Nichts ist einfacher, als einen Sternenhimmel zu zeichnen: Alles was du brauchst ist ein dunkler Grund, ein paar helle Punkte. Jeder erkennt, was das ist. Dieser unglaublich komplizierte Nachthimmel, dieses niemals ergründbare, unendlich faszinierende All, ist ein stupides Motiv. Banalster Vorgang, zufälliges Streuen. Aber warum hier und nicht da? Liegen diese zwei Punkte auf einer Ebene dicht nebeneinander, oder sind sie Lichtjahre voneinander entfernt? Und dieses Tüpfchen: Es existiert schon lange nicht mehr.
Verteile die Punkte – und du schwebst im Universum.
Die Nacht in vier Segmenten, vier Blicke in den Nachthimmel.
Du, ein Sternenhimmelforscher: L’heure bleue, erst wenige Sterne sichtbar, der Himmel in schläfriges Blau getaucht.

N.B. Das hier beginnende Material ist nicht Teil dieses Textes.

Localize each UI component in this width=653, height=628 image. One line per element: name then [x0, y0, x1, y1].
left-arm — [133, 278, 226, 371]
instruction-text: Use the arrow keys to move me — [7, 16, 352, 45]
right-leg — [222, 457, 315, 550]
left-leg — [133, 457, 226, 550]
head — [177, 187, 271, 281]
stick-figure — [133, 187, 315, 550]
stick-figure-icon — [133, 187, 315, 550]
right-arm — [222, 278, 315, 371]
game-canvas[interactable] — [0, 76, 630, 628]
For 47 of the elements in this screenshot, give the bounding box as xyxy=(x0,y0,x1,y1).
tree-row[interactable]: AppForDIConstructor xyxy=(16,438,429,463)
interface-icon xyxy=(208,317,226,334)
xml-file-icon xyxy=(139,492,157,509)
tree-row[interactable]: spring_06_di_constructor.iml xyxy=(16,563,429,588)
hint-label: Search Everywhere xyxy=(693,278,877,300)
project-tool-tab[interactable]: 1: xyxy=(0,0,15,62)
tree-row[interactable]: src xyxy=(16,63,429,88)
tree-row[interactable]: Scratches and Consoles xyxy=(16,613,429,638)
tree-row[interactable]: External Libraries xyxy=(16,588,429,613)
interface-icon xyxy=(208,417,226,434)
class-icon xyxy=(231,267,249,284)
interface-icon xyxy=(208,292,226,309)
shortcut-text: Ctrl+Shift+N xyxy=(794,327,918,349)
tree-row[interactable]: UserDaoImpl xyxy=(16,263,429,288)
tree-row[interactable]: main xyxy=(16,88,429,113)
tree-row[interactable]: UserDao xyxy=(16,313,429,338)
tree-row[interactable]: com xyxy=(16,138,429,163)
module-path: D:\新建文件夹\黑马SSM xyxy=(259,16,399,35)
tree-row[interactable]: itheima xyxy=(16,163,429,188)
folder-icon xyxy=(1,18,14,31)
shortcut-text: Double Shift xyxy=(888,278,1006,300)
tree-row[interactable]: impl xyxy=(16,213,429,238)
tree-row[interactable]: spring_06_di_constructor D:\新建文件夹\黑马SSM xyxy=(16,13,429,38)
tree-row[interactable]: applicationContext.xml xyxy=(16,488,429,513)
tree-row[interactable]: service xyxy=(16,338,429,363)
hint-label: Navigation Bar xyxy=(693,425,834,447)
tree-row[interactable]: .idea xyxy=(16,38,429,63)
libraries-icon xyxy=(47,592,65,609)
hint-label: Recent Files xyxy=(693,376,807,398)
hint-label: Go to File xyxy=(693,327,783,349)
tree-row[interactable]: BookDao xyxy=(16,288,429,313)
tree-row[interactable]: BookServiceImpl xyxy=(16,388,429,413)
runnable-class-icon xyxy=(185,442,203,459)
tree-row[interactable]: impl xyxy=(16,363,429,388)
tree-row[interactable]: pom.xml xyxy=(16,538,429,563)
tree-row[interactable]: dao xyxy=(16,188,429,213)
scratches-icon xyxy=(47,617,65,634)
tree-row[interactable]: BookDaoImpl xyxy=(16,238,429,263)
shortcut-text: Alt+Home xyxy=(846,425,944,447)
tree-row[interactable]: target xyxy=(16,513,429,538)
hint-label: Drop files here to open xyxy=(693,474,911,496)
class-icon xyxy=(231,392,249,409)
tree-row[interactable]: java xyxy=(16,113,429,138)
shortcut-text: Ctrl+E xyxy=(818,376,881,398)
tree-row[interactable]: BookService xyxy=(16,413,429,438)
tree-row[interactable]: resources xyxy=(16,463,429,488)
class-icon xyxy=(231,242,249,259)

Der letzte Moment, in dem das Sonnenlicht noch wirkt. Schwarz wie die Nacht. Sternennebel ziehen Schlieren, die Milchstrasse erscheint. Der Kontrast schmerzt die Augen. Entspanne und warte ab: Wenn du lange schaust, ist da nicht mehr Dunkelheit, sondern Tiefe, Raum. Du siehst nicht mehr die Punkte, das All tut sich auf. Wieder kommt Licht ins Dunkel, der Raum schliesst sich, ein neuer Tag bricht an.